We check local coverage as detailed in Appendix A.8 by first generating a diagnostic set $\mathcal{T}_{\text{diagn}} = \{(\theta_i, X_i)\}_{i=1}^{B^{\prime\prime}} \sim p(X \mid \theta)q(\theta)$ with $B^{\prime\prime}=20{,}000$ and $q(\theta) = \mathcal{U}([-10, 10] \times [-10, 10])$ and then learning a probabilistic classifier via a tree-based gradient-boosted probabilistic classifier as implemented in the CatBoost library [5].

2D synthetic example in Figure 8

For this example, we construct a training set $\mathcal{T}_{\text{train}} = \{(\theta_i, X_i)\}_{i=1}^B \sim p(X \mid \theta)\pi(\theta)$ with $B=50{,}000$ and $\pi(\theta) = \mathcal{N}(0, 2I)$ (the true data generating process). Specification of data generation and models are otherwise identical

References

[1] Sisson, S. A., Fan, Y., & Tanaka, M. M. (2007). Sequential monte carlo without likelihoods. Proceedings of the National Academy of Sciences, 104(6), 1760–1765.

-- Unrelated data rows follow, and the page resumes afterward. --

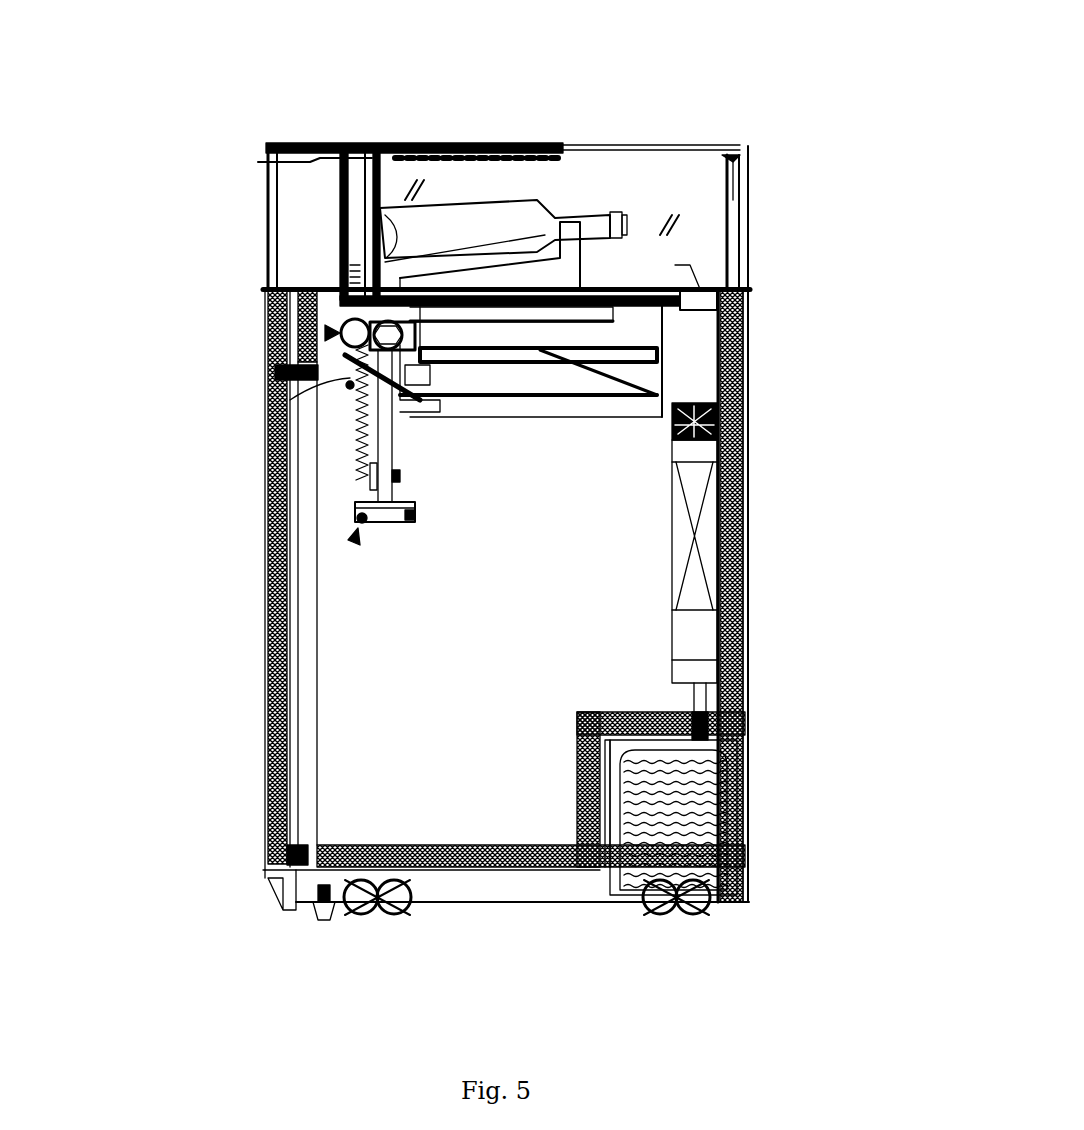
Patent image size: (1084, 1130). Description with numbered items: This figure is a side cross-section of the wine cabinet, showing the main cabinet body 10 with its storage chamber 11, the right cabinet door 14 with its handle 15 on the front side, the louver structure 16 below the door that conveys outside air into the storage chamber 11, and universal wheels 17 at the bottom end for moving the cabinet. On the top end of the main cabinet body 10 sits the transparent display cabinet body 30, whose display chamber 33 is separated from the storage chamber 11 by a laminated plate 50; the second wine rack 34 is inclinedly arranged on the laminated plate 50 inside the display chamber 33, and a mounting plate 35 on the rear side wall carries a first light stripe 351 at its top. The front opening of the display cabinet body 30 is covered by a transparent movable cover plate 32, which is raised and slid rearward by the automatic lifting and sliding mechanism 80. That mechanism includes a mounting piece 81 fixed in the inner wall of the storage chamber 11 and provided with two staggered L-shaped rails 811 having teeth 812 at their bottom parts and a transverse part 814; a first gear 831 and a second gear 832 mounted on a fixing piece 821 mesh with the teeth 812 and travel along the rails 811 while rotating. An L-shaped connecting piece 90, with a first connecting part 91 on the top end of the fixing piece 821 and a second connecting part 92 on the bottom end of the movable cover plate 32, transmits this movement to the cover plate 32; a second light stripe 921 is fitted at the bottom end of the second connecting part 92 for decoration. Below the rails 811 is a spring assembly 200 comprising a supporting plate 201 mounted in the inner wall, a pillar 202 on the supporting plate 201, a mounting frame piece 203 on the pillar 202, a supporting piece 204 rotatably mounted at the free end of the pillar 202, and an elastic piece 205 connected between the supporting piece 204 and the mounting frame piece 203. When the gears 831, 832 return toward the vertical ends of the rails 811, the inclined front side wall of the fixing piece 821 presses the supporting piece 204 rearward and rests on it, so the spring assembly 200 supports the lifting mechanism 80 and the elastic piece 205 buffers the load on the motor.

The main cabinet body 10 is at (753, 745).
The storage chamber 11 is at (340, 695).
The right cabinet door 14 is at (270, 740).
The handle 15 is at (250, 299).
The louver structure 16 is at (263, 890).
The universal wheel 17 is at (378, 910).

[2] Lipman, Y., Chen, R. T. Q., Ben-Hamu, H., Nickel, M., & Le, M. (2023). Flow Matching for Generative Modeling. https://openreview.net/forum?id=PqvMRDCJT9t

[3] Wildberger, J., Dax, M., Buchholz, S., Green, S., Macke, J. H., & Schölkopf, B. (2023). Flow Matching for Scalable Simulation-Based Inference. In A. Oh, T. Naumann, A. Globerson, K. Saenko, M. Hardt, & S. Levine (Eds.), Advances in Neural Information Processing Systems 36 (pp. 16837–16864). Curran Associates, Inc. https://proceedings.neurips.cc/paper_files/paper/2023/file/3663ae53ec078860bb0b9c6606e092a0-Paper-Conference.pdf

[4] Tejero-Cantero, A., Boelts, J., Deistler, M., Lueckmann, J.-M., Durkan, C., Gonçalves, P. J., Greenberg, D. S., & Macke, J. H. (2020). sbi: A toolkit for simulation-based inference. Journal of Open Source Software, 5(52), 2505. https://doi.org/10.21105/joss.02505

[5] Prokhorenkova, L., Gusev, G., Vorobev, A., Dorogush, A. V., & Gulin, A. (2018). CatBoost: unbiased boosting with categorical features. Advances in Neural Information Processing Systems, 31.